Maz acknowledges the psychological hold on him of an innocent childhood in Romania before leaving for an immigration camp in Greece, and moving, thankfully, at the age of 8 with his family to The States. Maz went to Harvard and earned a medical degree and began practicing medicine until a stronger passion claimed his life: writing.

The Bucharest Legacy is a well-crafted book and timely. The SVR, the foreign intelligence and espionage service of the Russian Federation, founded by Boris Yeltsin in 1991 is run now by Putin, and Ukraine is only 486.8 miles from Romania.

A little over 400 pages, the narrative, basically set in Bucharest in April 1993, takes place three years after the people’s revolution against the cruel and corrupt Communist regime of Romanian dictator Nicolae Ceausescu in 1989. Now, supposedly on its way to being a democracy, Romania is as full of political and economic intrigue as it once was --outside investors competing in supplying armaments -- to anyone - drugs, prostitutes, old apparatchiks giving way to new ones.

Maz’s protagonist Romanian-born Bill Hefflin (he anglicized his name once in America), now married to his childhood Romanian love and the father of an infant, finds himself against his wishes entangled with the CIA for whom he used to work as an analyst, then high-end field agent, handling a mysterious Russian asset, Boris, a double agent, who may have been a triple agent.

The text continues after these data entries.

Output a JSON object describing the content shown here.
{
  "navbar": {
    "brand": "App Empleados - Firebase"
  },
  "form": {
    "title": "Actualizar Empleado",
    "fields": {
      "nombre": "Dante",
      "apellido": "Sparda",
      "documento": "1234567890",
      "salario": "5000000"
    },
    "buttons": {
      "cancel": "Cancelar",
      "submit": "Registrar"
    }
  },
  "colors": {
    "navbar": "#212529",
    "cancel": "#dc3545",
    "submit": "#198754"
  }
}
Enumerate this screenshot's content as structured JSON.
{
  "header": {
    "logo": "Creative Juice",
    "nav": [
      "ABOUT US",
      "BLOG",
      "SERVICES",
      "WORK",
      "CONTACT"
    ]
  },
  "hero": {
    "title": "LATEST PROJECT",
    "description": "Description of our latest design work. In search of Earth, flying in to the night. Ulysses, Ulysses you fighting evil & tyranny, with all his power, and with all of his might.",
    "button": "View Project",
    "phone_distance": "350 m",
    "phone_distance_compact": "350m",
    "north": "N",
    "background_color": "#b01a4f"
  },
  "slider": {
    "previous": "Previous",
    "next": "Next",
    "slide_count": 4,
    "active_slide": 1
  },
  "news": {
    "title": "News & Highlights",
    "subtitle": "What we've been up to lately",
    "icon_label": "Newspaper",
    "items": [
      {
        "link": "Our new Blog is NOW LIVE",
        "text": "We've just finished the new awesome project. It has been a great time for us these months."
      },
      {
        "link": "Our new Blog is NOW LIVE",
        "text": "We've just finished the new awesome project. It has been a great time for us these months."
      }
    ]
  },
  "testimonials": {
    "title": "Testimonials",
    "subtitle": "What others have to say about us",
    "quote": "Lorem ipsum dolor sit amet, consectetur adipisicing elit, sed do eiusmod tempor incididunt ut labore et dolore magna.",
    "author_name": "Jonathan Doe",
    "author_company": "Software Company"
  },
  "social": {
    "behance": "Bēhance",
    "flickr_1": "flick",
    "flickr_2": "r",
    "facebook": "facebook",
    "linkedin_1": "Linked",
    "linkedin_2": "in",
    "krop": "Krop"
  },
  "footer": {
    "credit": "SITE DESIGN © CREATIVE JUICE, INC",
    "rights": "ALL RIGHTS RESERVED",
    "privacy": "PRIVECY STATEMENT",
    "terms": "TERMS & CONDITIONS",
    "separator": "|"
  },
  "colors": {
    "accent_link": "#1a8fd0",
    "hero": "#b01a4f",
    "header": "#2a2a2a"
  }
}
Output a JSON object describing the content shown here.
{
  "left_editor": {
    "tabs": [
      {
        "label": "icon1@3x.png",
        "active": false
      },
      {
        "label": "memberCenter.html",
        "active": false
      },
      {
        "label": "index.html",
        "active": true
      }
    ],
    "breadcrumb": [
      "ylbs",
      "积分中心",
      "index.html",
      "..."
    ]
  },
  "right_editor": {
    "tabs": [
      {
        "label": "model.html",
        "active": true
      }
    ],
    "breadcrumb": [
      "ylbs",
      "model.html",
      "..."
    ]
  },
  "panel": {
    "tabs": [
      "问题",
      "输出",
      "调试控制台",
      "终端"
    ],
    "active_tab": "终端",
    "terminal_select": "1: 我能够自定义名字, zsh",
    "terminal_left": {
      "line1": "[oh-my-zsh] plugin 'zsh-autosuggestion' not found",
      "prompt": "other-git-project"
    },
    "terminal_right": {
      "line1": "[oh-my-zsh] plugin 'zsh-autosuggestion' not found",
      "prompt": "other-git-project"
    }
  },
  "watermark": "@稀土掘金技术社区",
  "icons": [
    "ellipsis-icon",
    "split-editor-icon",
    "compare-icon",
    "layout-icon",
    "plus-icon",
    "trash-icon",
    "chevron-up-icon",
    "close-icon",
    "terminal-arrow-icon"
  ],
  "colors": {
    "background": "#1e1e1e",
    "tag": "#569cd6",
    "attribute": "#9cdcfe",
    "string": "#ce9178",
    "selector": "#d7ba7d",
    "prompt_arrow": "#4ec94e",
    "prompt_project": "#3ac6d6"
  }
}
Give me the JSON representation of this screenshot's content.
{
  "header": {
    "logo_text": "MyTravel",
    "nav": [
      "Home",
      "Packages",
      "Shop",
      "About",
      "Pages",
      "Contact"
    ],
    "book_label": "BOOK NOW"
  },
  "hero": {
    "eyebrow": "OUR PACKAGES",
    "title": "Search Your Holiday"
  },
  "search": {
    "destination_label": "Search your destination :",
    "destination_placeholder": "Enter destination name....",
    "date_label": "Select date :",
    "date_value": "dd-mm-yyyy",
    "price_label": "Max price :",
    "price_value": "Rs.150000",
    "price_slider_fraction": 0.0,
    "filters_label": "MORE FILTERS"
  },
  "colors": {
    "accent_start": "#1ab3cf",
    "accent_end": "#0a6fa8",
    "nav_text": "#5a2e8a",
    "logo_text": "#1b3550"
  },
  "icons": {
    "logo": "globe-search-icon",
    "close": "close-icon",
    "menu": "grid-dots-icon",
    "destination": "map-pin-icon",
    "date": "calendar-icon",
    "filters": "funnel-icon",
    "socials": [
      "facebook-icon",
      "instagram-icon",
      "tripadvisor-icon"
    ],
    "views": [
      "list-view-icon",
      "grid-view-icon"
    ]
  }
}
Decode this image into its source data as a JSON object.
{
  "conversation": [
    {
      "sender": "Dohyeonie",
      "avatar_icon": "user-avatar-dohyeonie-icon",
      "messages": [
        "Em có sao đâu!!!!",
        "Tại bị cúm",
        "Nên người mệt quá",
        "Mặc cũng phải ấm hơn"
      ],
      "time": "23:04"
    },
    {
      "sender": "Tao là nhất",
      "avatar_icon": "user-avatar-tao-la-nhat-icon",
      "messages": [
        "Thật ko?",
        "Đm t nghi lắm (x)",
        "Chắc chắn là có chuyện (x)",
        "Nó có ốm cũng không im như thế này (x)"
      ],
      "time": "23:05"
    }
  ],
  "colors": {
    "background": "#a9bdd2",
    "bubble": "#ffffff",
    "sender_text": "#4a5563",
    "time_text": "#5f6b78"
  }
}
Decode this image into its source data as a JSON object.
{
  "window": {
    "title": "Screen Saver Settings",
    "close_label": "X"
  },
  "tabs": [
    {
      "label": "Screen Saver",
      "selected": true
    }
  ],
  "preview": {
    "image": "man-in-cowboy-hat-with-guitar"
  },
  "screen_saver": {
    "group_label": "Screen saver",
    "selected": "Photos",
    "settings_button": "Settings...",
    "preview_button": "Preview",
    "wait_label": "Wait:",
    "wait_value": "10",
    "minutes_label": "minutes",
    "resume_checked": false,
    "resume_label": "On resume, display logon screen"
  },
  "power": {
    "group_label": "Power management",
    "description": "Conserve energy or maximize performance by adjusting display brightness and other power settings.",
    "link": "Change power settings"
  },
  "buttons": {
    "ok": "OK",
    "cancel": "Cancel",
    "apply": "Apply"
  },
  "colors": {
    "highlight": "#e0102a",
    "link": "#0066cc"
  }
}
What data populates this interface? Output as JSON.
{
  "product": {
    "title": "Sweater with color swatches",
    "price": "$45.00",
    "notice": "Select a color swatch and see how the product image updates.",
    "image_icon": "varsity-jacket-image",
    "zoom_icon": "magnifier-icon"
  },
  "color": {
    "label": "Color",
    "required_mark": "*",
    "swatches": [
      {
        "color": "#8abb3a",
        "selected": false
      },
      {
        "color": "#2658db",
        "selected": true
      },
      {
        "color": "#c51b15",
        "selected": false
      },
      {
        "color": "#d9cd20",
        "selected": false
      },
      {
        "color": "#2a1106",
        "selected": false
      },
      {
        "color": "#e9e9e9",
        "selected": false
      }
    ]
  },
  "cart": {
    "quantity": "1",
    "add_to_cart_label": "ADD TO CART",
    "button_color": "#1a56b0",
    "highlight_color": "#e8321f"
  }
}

As a confidant of Bill rhetorically asks halfway through the book, “Can this get any more convoluted?” It sure can.

How Maz manages to keep it all going is a marvel. But he does so with skill and authenticity. Are there ever ex-spies? Bill admits to missing the adrenaline rush of the game, as does his beautiful and talented CIA-trained wife, Catherine, who recruited him at Harvard. Bill may be trapped into working for the agency again – it’s rumored that he’s the top Russian mole in the CIA. But he knows he’s being set up and has no choice. Why and by whom are the teasers. He gets back in the action, though, fast and efficiently. And the bodies start piling up.

An agent never loses his training. Especially if one of his occasional mentors is his wife. Maz knows his native turf past and present. As a taxi driver in Bucharest says to Bill, people have plenty of food and clothes imported from Europe, but no money to buy.”. The crooks in the government are getting rich, while half the population is unemployed.” The U.S. lends Romania money to buy from American firms, he’s told. “And in the end, the American taxpayer subsidizes American business.”

What’s more, nothing seems to have changed for the Roma, still despised as Gypsies. Communists, capitalists, “Ideologies come and go. Only money remains constant.” Oligarchs rule.

Joan Baum is a recovering academic from the City University of New York, who spent 25 years teaching literature and writing. She covers all areas of cultural history but particularly enjoys books at the nexus of the humanities and the sciences.